Irgendwie scheint bei Regisseur Peter Konwitschny die Luft raus zu sein. Die Erfolge sind eine Weile her, offenbar aber taugen sie noch immer, ihm gute Aufträge zu sichern – so jetzt auch die Haus-Erstaufführung der Oper Aus einem Totenhaus von Leoš Janáček in der Wiener Staatsoper.
Das Haus am Ring hat gezählte 81 Jahre gebraucht, um eine der großen Opern der Zwischenkriegszeit des letzten Jahrhunderts ins Programm zu nehmen. Vielleicht war man in den Dreißigern entschieden anti-tschechisch, in den Vierzigern eher damit beschäftigt, den kulturellen Kahlschlag zu vervollkommnen – und nachher mit ebendemselben gestraft… Einerseits ist es also der Direktion Meyer zu danken, dass – nach der ersten Baraockoper in endlos vielen Jahren – nun auch das Totenhaus in Haus und Repertoire einzieht – wäre da nicht die konkrete Umsetzung.
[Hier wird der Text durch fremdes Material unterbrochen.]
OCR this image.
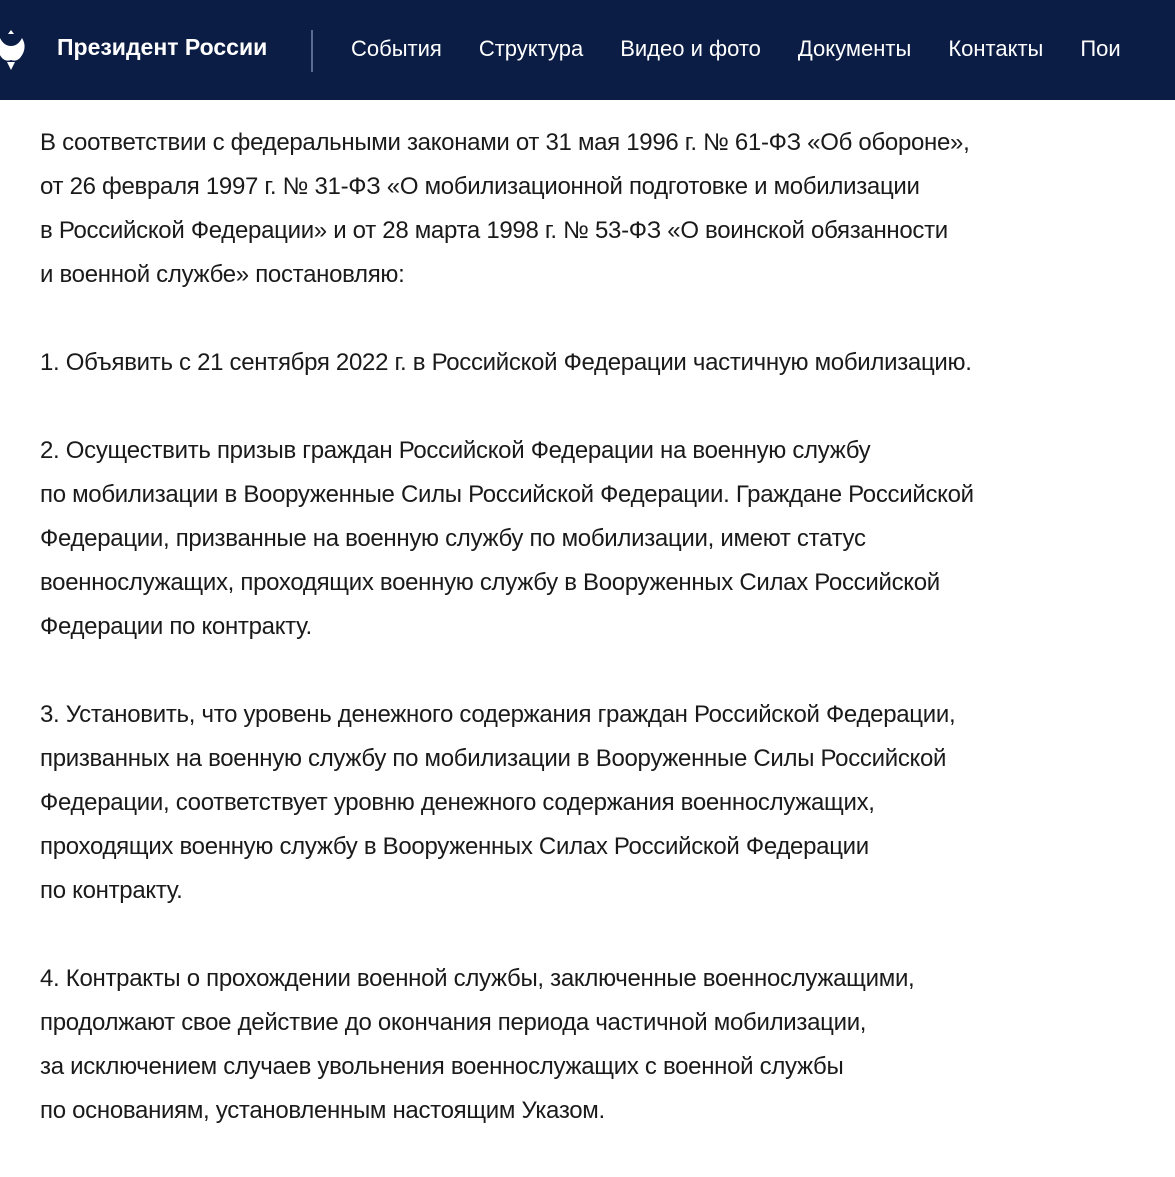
Президент России	События Структура Видео и фото Документы Контакты Пои
В соответствии с федеральными законами от 31 мая 1996 г. № 61-ФЗ «Об обороне»,
от 26 февраля 1997 г. № 31-ФЗ «О мобилизационной подготовке и мобилизации
в Российской Федерации» и от 28 марта 1998 г. № 53-ФЗ «О воинской обязанности
и военной службе» постановляю:
1. Объявить с 21 сентября 2022 г. в Российской Федерации частичную мобилизацию.
2. Осуществить призыв граждан Российской Федерации на военную службу
по мобилизации в Вооруженные Силы Российской Федерации. Граждане Российской
Федерации, призванные на военную службу по мобилизации, имеют статус
военнослужащих, проходящих военную службу в Вооруженных Силах Российской
Федерации по контракту.
3. Установить, что уровень денежного содержания граждан Российской Федерации,
призванных на военную службу по мобилизации в Вооруженные Силы Российской
Федерации, соответствует уровню денежного содержания военнослужащих,
проходящих военную службу в Вооруженных Силах Российской Федерации
по контракту.
4. Контракты о прохождении военной службы, заключенные военнослужащими,
продолжают свое действие до окончания периода частичной мобилизации,
за исключением случаев увольнения военнослужащих с военной службы
по основаниям, установленным настоящим Указом.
Das Konzept von Konwitschny bürstet den Text, der immerhin von Dostojewski stammt, nicht bloß einfach so gegen den Strich, wie Regisseure das nicht sein lassen können, sondern verdreht ihn sein Gegenteil, eine Gegenwelt der vollends unpassenden Art. Er siedelt die Handlung im 44. Stock eines Hochhauses unter Mafiosi an. Was zunächst wie die übliche harmlose Willkür des Metiers aussieht, sperrt sich dann aber der Sache selbst.
Dostojewskis Buch besteht aus einer Sammlung von Geschichten, wie sie die Gefangenen einander erzählen, und Janáček hat sie so nebeneinander stehen lassen – einzige Klammer ist die Figur des Alexander Petrowitsch Gorjantschikow, der zu Beginn des Stücks eingeliefert und an seinem Ende überraschend wieder frei gelassen wird. Das geht natürlich unter freilaufenden Gaunern nicht auf. Auch die lange Sequenz der Theateraufführungen im Lager verkommt so zur banalen Pole Dance Show.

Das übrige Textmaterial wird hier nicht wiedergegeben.